By Gary Zeidner (Read the original.)
No humbug here: BETC Saves Christmas
Maybe it’s the lack of snow in the metro area? Or the dearth of Christmas lights throughout great swathes of Boulder (I’m looking at you, Twenty-Ninth Street Mall). Maybe it’s a fatigue born of Christmas decorations and music filling every store and restaurant since the day after Halloween in direct contravention of the Save Thanksgiving Act of 2015? Whatever the reason, even though it’s coming up quick, for a lot of people it just hasn’t felt much like Christmas yet this year.
The theater scene, usually a reliable instiller of Christmas spirit, hasn’t been much help here in 2019. The Denver Center for the Performing Arts traditionally presents locally sourced versions of A Christmas Carol and/or The Santaland Diaries, but due to renovations and executive decisions, respectively, neither one will be brightening the DCPA’s stages this year. As of the writing of this review, the only holiday-themed production you’ll see there the rest of this year is two nights of Manheim Steamroller. Gone is the Avenue Theatre along with its annual, yuletide goof-fest, Santa’s Big Red Sack. The “naughty” list of theaters giving Christmas a pass this year is a long and lugubrious one.
The Boulder Ensemble Theatre Company (BETC) wasn’t having it! As it so often does, BETC anticipated the needs of the theater-going community and acted decisively to meet them. BETC founders and Fezziwig-like head honchos, Stephen Weitz and Rebecca Remaly, saw this perfect storm of Christmaslessness coming and swooped in to our collective rescue with a merry and magical production of the uber-classic A Christmas Carol. For doing so, BETC has earned the top spot on the nice list and full houses for the rest of the show’s run.
Remaly, a bona fide Christmas Carol aficionado for nearly her entire life, adapted and directed this version, and her conversance with, and love of, the source material shine through. Her adaptation is joyously faithful to Dickens’ original text yet somehow more streamlined and economical, by far, than virtually any other adaptation I’ve ever seen. Remaly’s every decision regarding casting, staging, tone, music — everything — hits the center of the garland-wreathed bullseye.
Scrooge, the mean, miserly, misanthropic, old cuss who must learn the true meaning of Christmas and become a better person or else suffer for it eternally, is a character for the ages and as relevant now as he was when he sprang from Dickens’ quill more than 175 years ago. Here, Scrooge’s whiskers and bald head declare him genuine before Sam Sandoe utters his first line. Not to be outdone by excellent costuming and makeup, Sandoe delivers another of his trademarked, rousing performances. His Scrooge will having you laughing and, quite possibly, crying before everything shakes out on Christmas morning.

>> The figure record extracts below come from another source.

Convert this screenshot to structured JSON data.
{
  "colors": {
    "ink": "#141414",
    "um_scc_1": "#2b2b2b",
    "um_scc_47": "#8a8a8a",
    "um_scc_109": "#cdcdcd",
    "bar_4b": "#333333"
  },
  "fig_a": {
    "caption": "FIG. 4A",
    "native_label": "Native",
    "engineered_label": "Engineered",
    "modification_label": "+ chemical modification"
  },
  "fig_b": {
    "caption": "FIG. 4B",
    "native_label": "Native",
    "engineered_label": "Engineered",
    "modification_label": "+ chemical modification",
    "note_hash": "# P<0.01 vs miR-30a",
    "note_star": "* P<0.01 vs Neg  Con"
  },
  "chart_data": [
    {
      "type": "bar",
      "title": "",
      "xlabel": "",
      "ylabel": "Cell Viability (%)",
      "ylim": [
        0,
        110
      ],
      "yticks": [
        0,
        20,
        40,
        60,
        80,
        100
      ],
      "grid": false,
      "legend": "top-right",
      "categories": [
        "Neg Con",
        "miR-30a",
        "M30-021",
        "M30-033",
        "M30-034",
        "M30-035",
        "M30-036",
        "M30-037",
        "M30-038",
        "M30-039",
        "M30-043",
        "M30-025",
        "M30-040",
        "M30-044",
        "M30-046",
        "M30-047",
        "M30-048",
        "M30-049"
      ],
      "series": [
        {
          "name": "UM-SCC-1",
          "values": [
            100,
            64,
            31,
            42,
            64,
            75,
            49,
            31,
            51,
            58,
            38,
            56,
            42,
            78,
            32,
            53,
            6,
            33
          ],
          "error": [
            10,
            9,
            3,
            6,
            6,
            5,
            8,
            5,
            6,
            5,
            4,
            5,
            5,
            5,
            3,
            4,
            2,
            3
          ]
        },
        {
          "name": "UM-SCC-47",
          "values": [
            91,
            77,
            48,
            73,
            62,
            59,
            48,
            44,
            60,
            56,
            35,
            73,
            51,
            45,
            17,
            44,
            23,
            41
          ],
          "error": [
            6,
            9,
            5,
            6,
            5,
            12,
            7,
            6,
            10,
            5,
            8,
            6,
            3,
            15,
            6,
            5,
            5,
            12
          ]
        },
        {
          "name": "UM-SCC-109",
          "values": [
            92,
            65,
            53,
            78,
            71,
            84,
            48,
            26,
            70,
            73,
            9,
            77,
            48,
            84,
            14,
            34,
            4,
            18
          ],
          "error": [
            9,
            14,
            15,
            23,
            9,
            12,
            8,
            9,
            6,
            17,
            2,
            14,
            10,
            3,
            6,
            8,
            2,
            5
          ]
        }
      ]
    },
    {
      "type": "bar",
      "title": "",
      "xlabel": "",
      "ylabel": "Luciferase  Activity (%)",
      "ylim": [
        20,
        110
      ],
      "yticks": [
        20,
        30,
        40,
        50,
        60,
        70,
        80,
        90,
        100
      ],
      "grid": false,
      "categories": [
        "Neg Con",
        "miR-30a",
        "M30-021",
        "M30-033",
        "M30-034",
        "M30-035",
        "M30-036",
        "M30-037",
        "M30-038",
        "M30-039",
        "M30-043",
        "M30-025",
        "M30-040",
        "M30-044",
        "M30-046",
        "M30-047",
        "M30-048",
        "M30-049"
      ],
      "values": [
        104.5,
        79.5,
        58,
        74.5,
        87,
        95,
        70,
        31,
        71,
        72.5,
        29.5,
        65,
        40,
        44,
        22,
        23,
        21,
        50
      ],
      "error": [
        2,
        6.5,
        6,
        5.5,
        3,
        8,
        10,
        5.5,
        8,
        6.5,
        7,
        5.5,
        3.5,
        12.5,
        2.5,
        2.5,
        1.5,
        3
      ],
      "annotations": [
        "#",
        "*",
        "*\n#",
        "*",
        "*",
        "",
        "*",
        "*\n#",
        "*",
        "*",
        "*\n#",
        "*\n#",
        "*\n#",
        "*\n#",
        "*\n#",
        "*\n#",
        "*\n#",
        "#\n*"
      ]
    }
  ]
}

Mark Rubald plays Scrooge’s nephew, Fred, the ghost of Scrooge’s erstwhile business partner, Jacob Marley, and Fezziwig himself. Rubald is the caliber of actor that his very presence in a cast functions as a cosmic stamp of approval. An already glowing Christmas Carol blazes to even greater life every time he steps on stage. The always reliable Jihad Milhelm manages multiple characters, including one of the ghosts, as well as some platform shoes that would kill a lesser man. Chloe McLeod, Erika Mori, Damon Guerrasio and a bunch of talented child actors round out the cast and deserve kudos to a one.
The understated set design by Tina Anderson includes touches like a cobblestone-like stage and a clock with no hands hanging from the arch above it. Jason Ducat’s sound design, particularly his work on the ghosts and the aural montage after Scrooge sees the painful, enlightening visions of his Christmases past, are world-building highlights. And the interludes of favorite Christmas tunes, including a most wonderful a capella “Joy to the World,” are the bows on top of this theatrical Christmas present.
BETC’s A Christmas Carol is the holly, jolly cure for anyone feeling the Christmas — or lack of Christmas — blues.
ON THE BILL: ‘A Christmas Carol’ — presented by Boulder Ensemble Theatre Company. Dairy Arts Center, 2590 Walnut St., Boulder, betc.org, $22.50 and up. Through Dec. 28.